Quantifying Epistemic Predictive Uncertainty in Conformal Prediction
We study the problem of quantifying epistemic predictive uncertainty (EPU) – that is, uncertainty faced at prediction time due to the existence of multiple plausible predictive models – within the framework of conformal prediction (CP). To expose the implicit model multiplicity underlying CP, we build on recent results showing that, under a mild assumption, any full CP procedure induces a set of closed and convex predictive distributions, commonly referred to as a credal set. Importantly, the conformal prediction region (CPR) coincides exactly with the set of labels to which all distributions in the induced credal set assign probability at least $1-α$. As our first contribution, we prove that this characterisation also holds in split CP. Building on this connection, we then propose a computationally efficient and analytically tractable uncertainty measure, based on \emph{Maximum Mean Imprecision}, to quantify the EPU by measuring the degree of conflicting information within the induced credal set. Experiments on active learning and selective classification demonstrate that the quantified EPU provides substantially more informative and fine-grained uncertainty assessments than reliance on CPR size alone. More broadly, this work highlights the potential of CP serving as a principled basis for decision-making under epistemic uncertainty.
💡 Research Summary
The paper tackles the largely overlooked problem of quantifying epistemic predictive uncertainty (EPU) within the conformal prediction (CP) framework. While CP is celebrated for its finite‑sample coverage guarantees and has been widely adopted, practitioners have traditionally relied on the size of the conformal prediction region (CPR) as a proxy for uncertainty. This metric, however, only reflects uncertainty about the predicted set itself and fails to capture the uncertainty arising from the existence of multiple plausible predictive models—i.e., epistemic uncertainty.

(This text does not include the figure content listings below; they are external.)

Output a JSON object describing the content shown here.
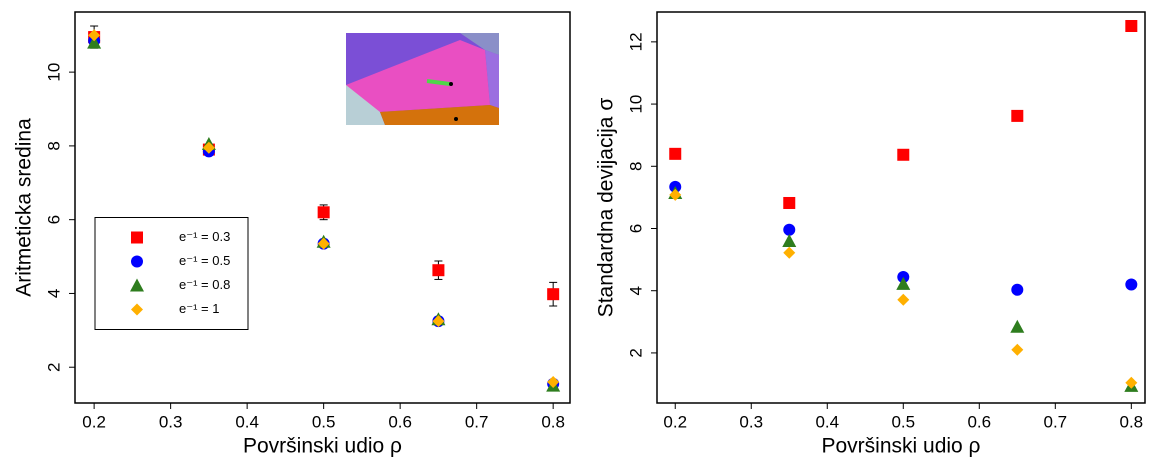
{
  "chart_data": [
    {
      "type": "scatter",
      "xlabel": "Površinski udio ρ",
      "ylabel": "Aritmeticka sredina",
      "x": [
        0.2,
        0.35,
        0.5,
        0.65,
        0.8
      ],
      "xlim": [
        0.175,
        0.822
      ],
      "xticks": [
        0.2,
        0.3,
        0.4,
        0.5,
        0.6,
        0.7,
        0.8
      ],
      "ylim": [
        1.03,
        11.63
      ],
      "yticks": [
        2,
        4,
        6,
        8,
        10
      ],
      "legend": "center-left",
      "series": [
        {
          "name": "e⁻¹ = 0.3",
          "color": "#ff0000",
          "marker": "square",
          "values": [
            10.95,
            7.9,
            6.2,
            4.63,
            3.98
          ],
          "errors": [
            0.3,
            0.15,
            0.2,
            0.25,
            0.32
          ]
        },
        {
          "name": "e⁻¹ = 0.5",
          "color": "#0000ff",
          "marker": "circle",
          "values": [
            10.85,
            7.85,
            5.35,
            3.25,
            1.55
          ]
        },
        {
          "name": "e⁻¹ = 0.8",
          "color": "#2e7d1e",
          "marker": "triangle",
          "values": [
            10.8,
            8.05,
            5.4,
            3.3,
            1.5
          ]
        },
        {
          "name": "e⁻¹ = 1",
          "color": "#ffb000",
          "marker": "diamond",
          "values": [
            11.0,
            7.95,
            5.35,
            3.25,
            1.6
          ]
        }
      ]
    },
    {
      "type": "scatter",
      "xlabel": "Površinski udio ρ",
      "ylabel": "Standardna devijacija σ",
      "x": [
        0.2,
        0.35,
        0.5,
        0.65,
        0.8
      ],
      "xlim": [
        0.176,
        0.818
      ],
      "xticks": [
        0.2,
        0.3,
        0.4,
        0.5,
        0.6,
        0.7,
        0.8
      ],
      "ylim": [
        0.39,
        12.96
      ],
      "yticks": [
        2,
        4,
        6,
        8,
        10,
        12
      ],
      "series": [
        {
          "name": "e⁻¹ = 0.3",
          "color": "#ff0000",
          "marker": "square",
          "values": [
            8.4,
            6.82,
            8.37,
            9.62,
            12.51
          ]
        },
        {
          "name": "e⁻¹ = 0.5",
          "color": "#0000ff",
          "marker": "circle",
          "values": [
            7.34,
            5.96,
            4.44,
            4.03,
            4.2
          ]
        },
        {
          "name": "e⁻¹ = 0.8",
          "color": "#2e7d1e",
          "marker": "triangle",
          "values": [
            7.14,
            5.6,
            4.22,
            2.84,
            0.94
          ]
        },
        {
          "name": "e⁻¹ = 1",
          "color": "#ffb000",
          "marker": "diamond",
          "values": [
            7.08,
            5.22,
            3.71,
            2.1,
            1.04
          ]
        }
      ]
    }
  ]
}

The authors build on recent work that showed a full (transductive) CP procedure implicitly defines a closed and convex set of predictive distributions, known as a credal set. They first extend this result to the more commonly used split (inductive) CP, proving that under a mild “consonance” assumption (the existence of at least one label with conformal p‑value equal to one) the split CP also induces a credal set. Consonance can be enforced by a simple re‑scaling of the largest p‑value, which does not affect coverage guarantees and even yields a stronger Type‑II validity property.

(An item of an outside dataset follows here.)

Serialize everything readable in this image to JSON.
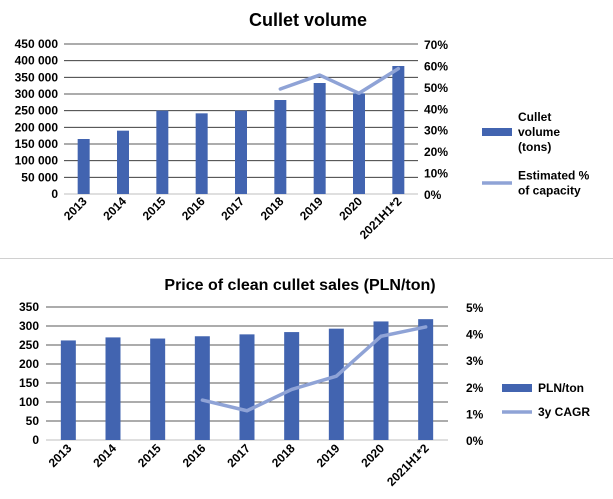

Given a consonant transducer πₓ(·), they define an upper probability (plausibility measure) Pₓ(A)=sup_{y∈A}πₓ(y). The core of this upper probability, M(Pₓ), is exactly the implicit predictive credal set of the CP procedure, and the CPR C_α(x)= {y | πₓ(y)>α} coincides with the imprecise highest‑density region of M(Pₓ). Thus, the CPR can be interpreted as the set of outcomes that all distributions in the credal set assign at least (1‑α) probability.
To quantify the epistemic uncertainty encoded in this credal set, the paper adapts the Maximum Mean Imprecision (MMI) functional, originally proposed for general imprecise‑probability models. MMI measures the largest discrepancy between the optimistic (upper) and pessimistic (lower) expectations over a prescribed class of test functions, using Choquet integration. For classification, choosing the class of indicator functions reduces MMI to the total variation distance between the upper and lower probabilities, i.e., the maximal absolute difference |P(A)−P̲(A)| over all events A.

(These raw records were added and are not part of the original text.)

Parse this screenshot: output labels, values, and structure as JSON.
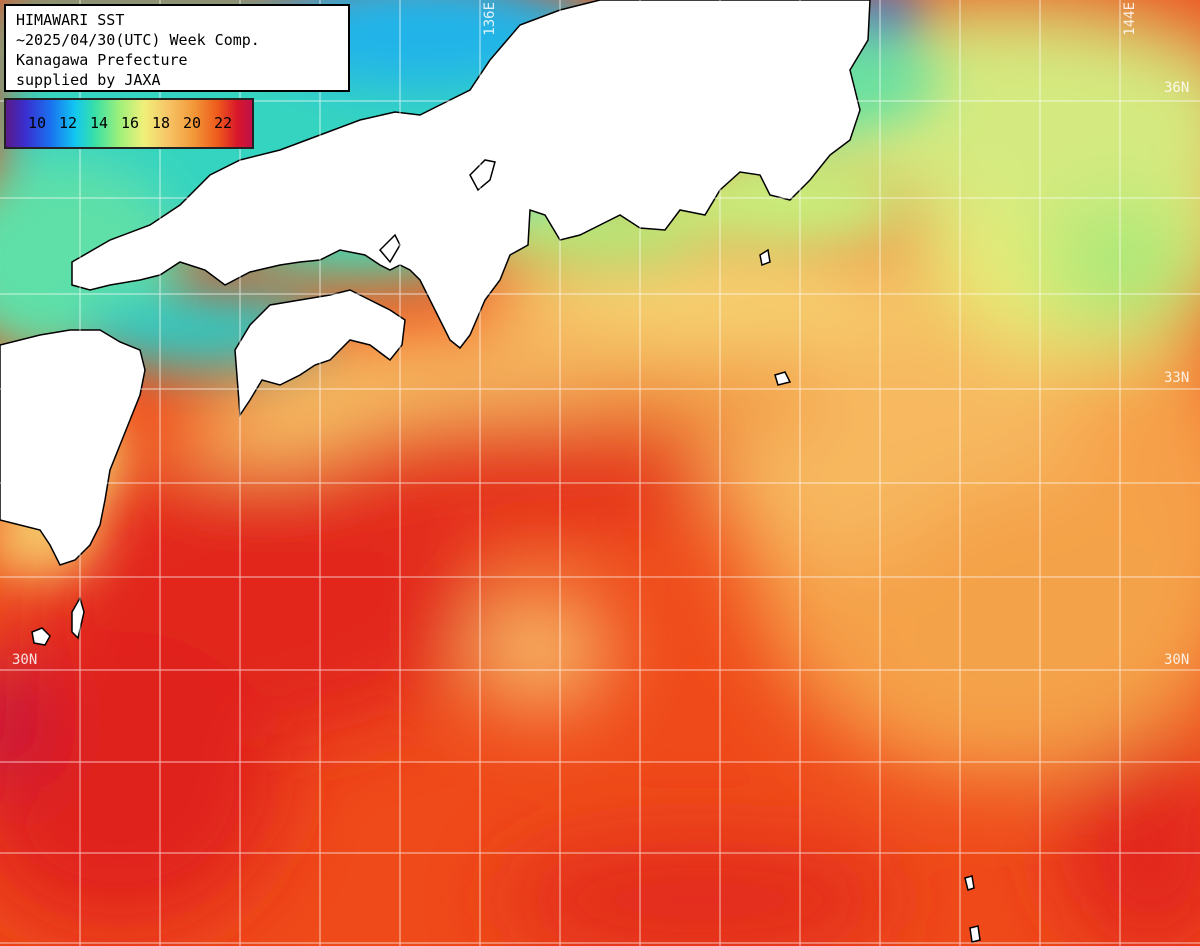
{
  "info": {
    "line1": "HIMAWARI SST",
    "line2": "~2025/04/30(UTC) Week Comp.",
    "line3": "Kanagawa Prefecture",
    "line4": "supplied by JAXA"
  },
  "legend": {
    "ticks": [
      "10",
      "12",
      "14",
      "16",
      "18",
      "20",
      "22"
    ],
    "unit_colors": [
      "#5a1a8a",
      "#1a70f0",
      "#12c6f0",
      "#9cf07a",
      "#f0f07a",
      "#f29a3a",
      "#d8172a"
    ]
  },
  "grid_labels": {
    "lon_136": "136E",
    "lon_144": "144E",
    "lat_36": "36N",
    "lat_33": "33N",
    "lat_30_left": "30N",
    "lat_30_right": "30N"
  },
  "colors": {
    "land": "#ffffff",
    "coastline": "#000000",
    "gridline": "#ffffff",
    "warm_sea": "#ef4a1a",
    "kuroshio": "#e02a18",
    "cool_sea": "#f6b85a",
    "cold_sea": "#38d8b0"
  }
}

The resulting metric, dubbed MMI‑CP, can be computed in linear time with respect to the number of classes because it only requires the conformal p‑values for each label. Importantly, MMI‑CP captures the “conflict” among the plausible predictive models that underlie the CPR, offering a finer‑grained uncertainty signal than CPR size alone.
Empirical evaluation is performed on two downstream tasks. In active learning, selecting instances with high MMI‑CP leads to faster reduction of test error compared to selecting by CPR cardinality, demonstrating that the metric effectively identifies samples whose labels are most informative under model uncertainty. In selective classification (learning to reject), a rejection rule based on MMI‑CP achieves lower error at comparable coverage, and substantially outperforms a baseline that rejects solely on large CPRs. The authors also illustrate a synthetic example (Figure 1) where two instances share identical CPRs but have markedly different conformal p‑value distributions; MMI‑CP correctly reflects the higher epistemic uncertainty of the more “skewed” instance.
Overall, the paper provides a solid theoretical bridge between conformal prediction and imprecise probability theory, extends the credal‑set interpretation to split CP, and introduces a computationally efficient, axiomatic‑consistent measure of epistemic uncertainty. By doing so, it positions CP as a principled foundation for decision‑making under model uncertainty, opening avenues for its use in safety‑critical domains, risk‑aware AI, and any application where distinguishing epistemic from aleatoric uncertainty is crucial. Future work may explore extensions to regression, alternative transducers, and integration with Bayesian model averaging for hybrid uncertainty quantification.